Il dolore riemerge dalle viscere «e poi nel mese di luglio è anche peggio, s’à com’è, anche allora era luglio». Anche allora una telefonata all’improvviso, da migliaia di chilometri di distanza quando la spedizione era già sulla via del ritorno dopo aver violato la cima, quando tutto sembrava dover lasciare spazio alla gioia, alla festa. E invece no, giorni di dolore e lutto. E di amarezza che è rimasta sopita ma oggi ritorna a galla.

«Non dimentico che Lorenzo l’hanno lasciato laggiù, solo i portatori pakistani sono ritornati dove era caduto ma erano già passati quindici giorni e ormai il corpo era stato coperto dalle nevicate». La ferita si riapre in un altro caldo pomeriggio d’estate. «Mio marito quella cosa lì non l’ha mai perdonata: è morto con questo dispiacere. Io sono diversa: ho perdonato, ma non dimentico».
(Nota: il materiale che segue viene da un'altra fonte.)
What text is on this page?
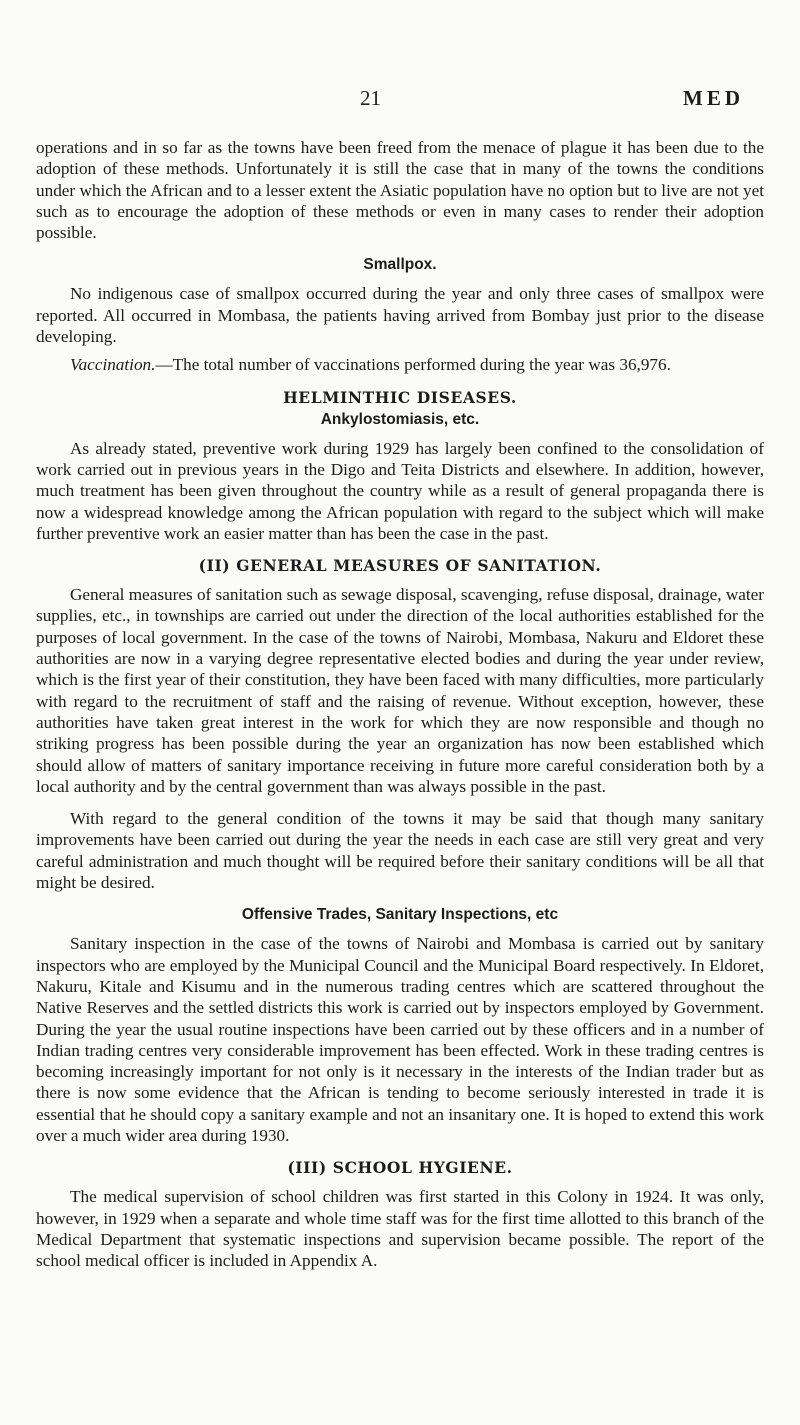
21	MED

operations and in so far as the towns have been freed from the menace of plague it has been due to the adoption of these methods. Unfortunately it is still the case that in many of the towns the conditions under which the African and to a lesser extent the Asiatic population have no option but to live are not yet such as to encourage the adoption of these methods or even in many cases to render their adoption possible.

Smallpox.

No indigenous case of smallpox occurred during the year and only three cases of smallpox were reported. All occurred in Mombasa, the patients having arrived from Bombay just prior to the disease developing.

Vaccination.—The total number of vaccinations performed during the year was 36,976.

HELMINTHIC DISEASES.
Ankylostomiasis, etc.

As already stated, preventive work during 1929 has largely been confined to the consolidation of work carried out in previous years in the Digo and Teita Districts and elsewhere. In addition, however, much treatment has been given throughout the country while as a result of general propaganda there is now a widespread knowledge among the African population with regard to the subject which will make further preventive work an easier matter than has been the case in the past.

(II) GENERAL MEASURES OF SANITATION.

General measures of sanitation such as sewage disposal, scavenging, refuse disposal, drainage, water supplies, etc., in townships are carried out under the direction of the local authorities established for the purposes of local government. In the case of the towns of Nairobi, Mombasa, Nakuru and Eldoret these authorities are now in a varying degree representative elected bodies and during the year under review, which is the first year of their constitution, they have been faced with many difficulties, more particularly with regard to the recruitment of staff and the raising of revenue. Without exception, however, these authorities have taken great interest in the work for which they are now responsible and though no striking progress has been possible during the year an organization has now been established which should allow of matters of sanitary importance receiving in future more careful consideration both by a local authority and by the central government than was always possible in the past.

With regard to the general condition of the towns it may be said that though many sanitary improvements have been carried out during the year the needs in each case are still very great and very careful administration and much thought will be required before their sanitary conditions will be all that might be desired.

Offensive Trades, Sanitary Inspections, etc

Sanitary inspection in the case of the towns of Nairobi and Mombasa is carried out by sanitary inspectors who are employed by the Municipal Council and the Municipal Board respectively. In Eldoret, Nakuru, Kitale and Kisumu and in the numerous trading centres which are scattered throughout the Native Reserves and the settled districts this work is carried out by inspectors employed by Government. During the year the usual routine inspections have been carried out by these officers and in a number of Indian trading centres very considerable improvement has been effected. Work in these trading centres is becoming increasingly important for not only is it necessary in the interests of the Indian trader but as there is now some evidence that the African is tending to become seriously interested in trade it is essential that he should copy a sanitary example and not an insanitary one. It is hoped to extend this work over a much wider area during 1930.

(III) SCHOOL HYGIENE.

The medical supervision of school children was first started in this Colony in 1924. It was only, however, in 1929 when a separate and whole time staff was for the first time allotted to this branch of the Medical Department that systematic inspections and supervision became possible. The report of the school medical officer is included in Appendix A.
Il capo spedizione di allora, Agostino Da Polenza, ha deciso di rimettersi alla ricerca del corpo di Lorenzo forse riemerso dai ghiacciai dopo tutti questi anni. Lui dice di volerlo riportare al memorial Puchoz che ospita tutte le vittime del K2. Per mamma Dina non ci sono dubbi: quella è la sua tomba e lì deve rimanere il suo Lorenzo. E il cuore di una mamma (che ha già sofferto) va ascoltato.